CAP Some Letters
National farm subsidies are no substitute for CAP shake-up
Sir: Only one thing could be worse than the Common Agricultural Policy - and that would be to have 25 separate agricultural policies, each with its own competing subsidies, each with its own protectionist measures (”Let every country subsidise its own farmers”, Andreas Whittam Smith, 13 June) . That would ultimately cost the economy, the taxpayer and the environment far more.
It’s far better to pursue further reforms of the CAP - reforms which we have already made a start on, and where we have had a significant measure of success, for the first time in thirty years.
RICHARD CORBETT MEP
(LABOUR, YORKSHIRE & THE HUMBER) LEEDS
Sir: Sir Michael Franklin asks: “Do we want subsidised French exports unfairly competing with our own farmers?” (letter, 15 June). Of course not, but there is an easy answer. Each EU member state should be free to subsidise its farmers in order to supply its home market, but produce leaving the country should be subject to an export duty so the Government recovers its subsidy and avoids “dumping”.
If subsidies were contained within national borders they would become a purely domestic issue, and therefore amenable to democratic control within each country.
DR D R COOPER
MAIDENHEAD, BERKSHIRE
Sir: There is no better back-up for Denis MacShane’s call to start talking to Europe (Opinion, 14 June) than the sight of Tony Blair, visiting George Bush, arriving in Washington in the rain without a formal welcome and leaving in a hurry with little accomplished.

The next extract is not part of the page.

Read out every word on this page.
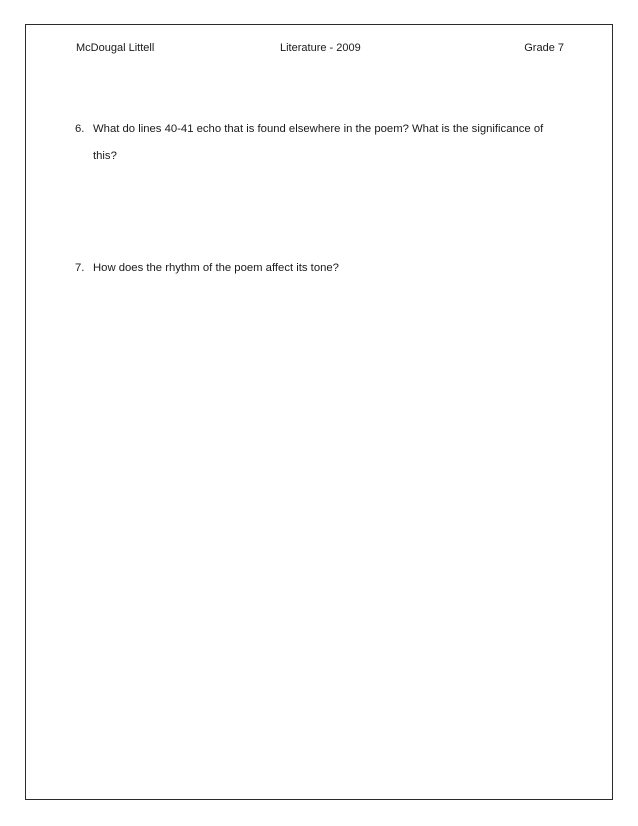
McDougal Littell	Literature - 2009	Grade 7
6. What do lines 40-41 echo that is found elsewhere in the poem? What is the significance of this?
7. How does the rhythm of the poem affect its tone?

We have been used to support the Iraq debacle and divide Europe and now we are being dropped like unwanted packaging. There is a lesson here for the rampant British nationalists who think we can go it alone and drive forward using the rear-view mirror. We have a say in Europe and none in the US, and it’s time to say it.
ROY E BENNETT
HACKBRIDGE, SURREY
Sir: All these arguments as to why Britain should reduce its £3bn European rebate are persuasive, but I’m reminded of the words of the late Tommy Cooper. After moaning about losing a few shillings he’d left on the bar of a pub, he said: “It’s not the principle, it’s the money.”